これを前提としてソーシャルインフレーションは今後どうなっていくのか、連載最終回となる次号のPLレポートで述べていきます。
【連載】ソーシャルインフレーション~その現状、要因と今後の展望~(全4回)
第1回:ソーシャルインフレーション ~その現状、要因と今後の展望~
第2回:ソーシャルインフレーションの要因とは?社会・経済の観点から
第3回:ソーシャルインフレーションの要因とは?法制度の観点から
1)トーア再保険株式会社「再保険用語集」より引用
https://www.toare.co.jp/img/knowledge/pdf/glossary_sa.pdf?2023
2) スイス・リー“US litigation funding and social inflation: the rising costs of legal liability”
https://www.swissre.com/institute/research/topics-and-risk-dialogues/casualty-risk/us-litigation-funding-social-inflation.html
3)米国連邦裁判所 “United States District Courts ? National Judicial Caseload Profile”
https://www.uscourts.gov/sites/default/files/data_tables/fcms_na_distprofile0331.2020.pdf
4)ロイター通信 “US litigation funding in 'state of flux' as deal commitments dip, says report”
https://www.reuters.com/legal/transactional/us-litigation-funding-state-flux-deal-commitments-dip-says-report-2024-03-27/
5)加害者の行為が強く非難される場合などにおいて、損害を回復させるための填補賠償とは別に懲罰を目的とした賠償を課すもの。

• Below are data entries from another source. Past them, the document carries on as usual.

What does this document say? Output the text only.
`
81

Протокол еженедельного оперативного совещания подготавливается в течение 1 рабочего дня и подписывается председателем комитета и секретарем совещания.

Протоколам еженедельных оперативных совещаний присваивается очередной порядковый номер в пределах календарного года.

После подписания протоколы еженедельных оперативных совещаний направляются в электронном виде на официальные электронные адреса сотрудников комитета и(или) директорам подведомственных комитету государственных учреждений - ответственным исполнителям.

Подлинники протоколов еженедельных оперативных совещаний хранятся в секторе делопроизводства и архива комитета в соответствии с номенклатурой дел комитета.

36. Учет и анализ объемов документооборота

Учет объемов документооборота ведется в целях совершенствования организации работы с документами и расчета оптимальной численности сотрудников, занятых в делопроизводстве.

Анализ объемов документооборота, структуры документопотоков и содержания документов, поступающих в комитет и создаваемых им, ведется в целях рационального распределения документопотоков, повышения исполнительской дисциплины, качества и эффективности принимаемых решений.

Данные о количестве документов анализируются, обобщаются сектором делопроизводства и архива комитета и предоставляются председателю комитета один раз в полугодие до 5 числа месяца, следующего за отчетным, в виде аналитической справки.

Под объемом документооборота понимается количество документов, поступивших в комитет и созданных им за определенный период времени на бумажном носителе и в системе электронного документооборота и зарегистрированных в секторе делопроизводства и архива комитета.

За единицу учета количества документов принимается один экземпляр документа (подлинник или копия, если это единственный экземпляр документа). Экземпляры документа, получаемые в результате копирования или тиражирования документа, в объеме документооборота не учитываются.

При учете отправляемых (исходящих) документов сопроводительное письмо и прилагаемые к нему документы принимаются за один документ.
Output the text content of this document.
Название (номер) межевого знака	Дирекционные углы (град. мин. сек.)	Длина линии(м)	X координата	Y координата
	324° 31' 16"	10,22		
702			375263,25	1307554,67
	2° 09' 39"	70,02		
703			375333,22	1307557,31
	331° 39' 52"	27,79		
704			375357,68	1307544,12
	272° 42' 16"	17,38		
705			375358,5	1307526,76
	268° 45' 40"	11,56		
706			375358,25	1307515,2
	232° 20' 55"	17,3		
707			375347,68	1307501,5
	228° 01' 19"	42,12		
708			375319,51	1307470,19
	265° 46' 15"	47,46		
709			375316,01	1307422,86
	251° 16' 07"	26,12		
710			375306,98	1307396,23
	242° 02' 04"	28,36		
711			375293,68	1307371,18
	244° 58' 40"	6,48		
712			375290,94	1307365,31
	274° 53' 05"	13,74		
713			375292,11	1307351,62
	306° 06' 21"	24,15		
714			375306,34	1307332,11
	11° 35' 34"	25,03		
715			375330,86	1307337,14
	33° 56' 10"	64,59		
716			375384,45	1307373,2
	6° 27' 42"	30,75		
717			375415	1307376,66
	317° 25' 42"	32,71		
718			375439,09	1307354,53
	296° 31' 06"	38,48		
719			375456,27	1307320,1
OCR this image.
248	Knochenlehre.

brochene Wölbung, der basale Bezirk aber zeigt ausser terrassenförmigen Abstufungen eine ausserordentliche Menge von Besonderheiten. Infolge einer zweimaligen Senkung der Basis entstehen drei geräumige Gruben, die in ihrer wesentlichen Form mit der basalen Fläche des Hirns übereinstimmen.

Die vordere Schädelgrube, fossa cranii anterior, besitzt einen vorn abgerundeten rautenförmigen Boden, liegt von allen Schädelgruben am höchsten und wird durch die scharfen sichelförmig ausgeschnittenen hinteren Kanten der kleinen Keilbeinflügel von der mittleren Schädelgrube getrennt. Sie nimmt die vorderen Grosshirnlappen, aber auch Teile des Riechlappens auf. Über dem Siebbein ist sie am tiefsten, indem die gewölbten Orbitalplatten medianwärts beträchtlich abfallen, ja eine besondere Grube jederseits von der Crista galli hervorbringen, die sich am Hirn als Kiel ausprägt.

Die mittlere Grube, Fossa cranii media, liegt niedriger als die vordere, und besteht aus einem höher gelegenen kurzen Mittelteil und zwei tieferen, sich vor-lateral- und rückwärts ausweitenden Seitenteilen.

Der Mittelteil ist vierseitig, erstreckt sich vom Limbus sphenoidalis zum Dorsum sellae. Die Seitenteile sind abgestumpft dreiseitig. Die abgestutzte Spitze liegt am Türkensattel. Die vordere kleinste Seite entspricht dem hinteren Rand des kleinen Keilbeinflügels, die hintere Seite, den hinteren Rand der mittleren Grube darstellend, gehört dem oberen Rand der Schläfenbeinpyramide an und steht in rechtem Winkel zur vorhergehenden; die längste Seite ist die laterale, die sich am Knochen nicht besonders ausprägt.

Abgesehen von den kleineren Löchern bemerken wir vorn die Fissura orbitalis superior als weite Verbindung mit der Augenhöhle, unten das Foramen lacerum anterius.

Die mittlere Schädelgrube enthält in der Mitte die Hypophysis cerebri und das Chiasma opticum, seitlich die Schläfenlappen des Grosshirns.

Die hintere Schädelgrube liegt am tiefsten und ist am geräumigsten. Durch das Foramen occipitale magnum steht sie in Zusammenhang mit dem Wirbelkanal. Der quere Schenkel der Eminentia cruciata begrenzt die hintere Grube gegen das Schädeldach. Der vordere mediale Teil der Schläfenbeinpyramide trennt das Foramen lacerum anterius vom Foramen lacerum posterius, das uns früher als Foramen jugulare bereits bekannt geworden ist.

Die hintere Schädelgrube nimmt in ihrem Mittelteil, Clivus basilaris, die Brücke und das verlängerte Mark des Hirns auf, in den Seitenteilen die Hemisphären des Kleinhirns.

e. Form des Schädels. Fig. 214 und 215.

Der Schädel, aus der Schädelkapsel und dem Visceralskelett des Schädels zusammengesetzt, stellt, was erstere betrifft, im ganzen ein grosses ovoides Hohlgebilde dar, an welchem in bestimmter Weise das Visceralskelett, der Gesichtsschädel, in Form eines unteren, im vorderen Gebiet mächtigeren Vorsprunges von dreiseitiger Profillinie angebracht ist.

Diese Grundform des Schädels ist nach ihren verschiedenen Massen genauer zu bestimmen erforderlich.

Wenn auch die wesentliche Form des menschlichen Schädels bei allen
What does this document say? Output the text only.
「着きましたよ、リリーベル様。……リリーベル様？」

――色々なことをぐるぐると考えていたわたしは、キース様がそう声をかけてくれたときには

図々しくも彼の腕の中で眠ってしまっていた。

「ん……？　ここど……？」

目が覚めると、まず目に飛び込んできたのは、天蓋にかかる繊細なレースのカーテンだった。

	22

6)多数の者がある事項に関して共通の利害関係を有する場合に、抽象的なクラスを規定し、1人または数人がその利害集団全員を代表して行う訴訟
7)この判決では填補賠償の40倍ないし22倍の懲罰賠償は過大ではないという判断が示された
https://casetext.com/case/lewellen-v-franklin-1
8)特定分野において専門的な知識等を有する者で、訴訟手続きにおいて自らの専門知識を提供し、複雑な技術的または科学的な問題を理解するために裁判所を支援する役割を担う。
9)「その理論や技術は科学界において一般に受け入れられているか」によって審査する。
10)「その理論や技術は実証されているか」、「その理論や技術は学会の査読を受け、公表されているか」など、複 数の観点から審査する。
11)アメリカ不法行為改革財団ウェブサイト ”About”
https://www.judicialhellholes.org/about/
12)壊滅的な影響をもたらすことからこのように称される。
13)ピックアップトラックのルーフ(屋根)の欠陥を巡る訴訟。ロイター通信「フォードに17億ドル支払い命じる陪審評決、夫婦死亡事故で=AP」
14)ロイター通信「モンサント除草剤でがんに、加州陪審が2200億円の補償命じる」
https://www.reuters.com/article/world/environment/2200-idUSKCN1SK0TM/
15)1980年代前半から1990年代半ばまでに生まれた世代で、「正しい行い」を強く求める傾向があるとされる。